Dalam aksi tersebut, beberapa mahasiswa bertindak dengan cara yang lebih dramatis untuk mengekspresikan frustrasi mereka. Salah satu tindakan simbolis yang mencolok adalah pembakaran karangan bunga ucapan selamat yang ditujukan kepada rektor baru. Tindakan ini bukan hanya sekadar protes terhadap individu, tetapi juga sebagai pernyataan menolak apa yang mereka pandang sebagai legitimasi pelantikan yang tidak sesuai dengan aspirasi mahasiswa dan prasyarat akademis yang mereka anggap penting. Pembakaran karangan bunga ini menjadi sorotan, memperlihatkan betapa mendalamnya perasaan hanya di dalam rangkaian aksi damai tersebut.

Akibat dari situasi yang semakin memanas ini, pihak keamanan kampus terpaksa dikerahkan untuk memastikan situasi tetap terkendali.
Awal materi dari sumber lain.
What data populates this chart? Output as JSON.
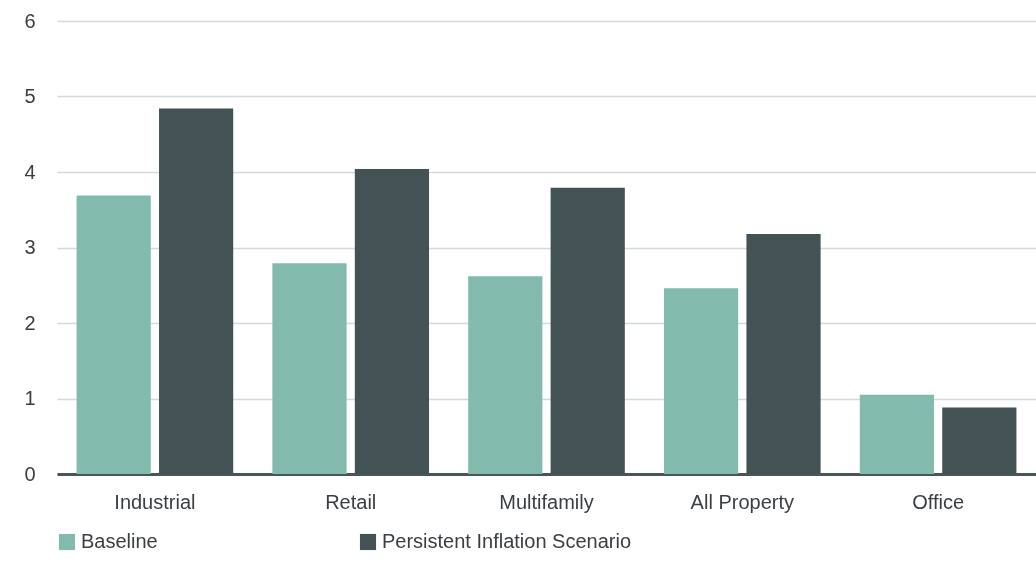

Di satu sisi, kehadiran pihak keamanan berperan penting dalam mengelola kerumunan, namun di sisi lain, hal ini juga menambah ketegangan yang ada. Diskusi internal di mahasiswa dan pejabat kampus mengenai masa depan kampus menimbulkan beberapa isu penting yang harus dipertimbangkan dalam menghadapi babak baru ini. Mahasiswa tidak hanya mencari kejelasan dari kepemimpinannya, tetapi juga peluang untuk berkontribusi dalam pengambilan keputusan yang lebih inklusif di masa mendatang.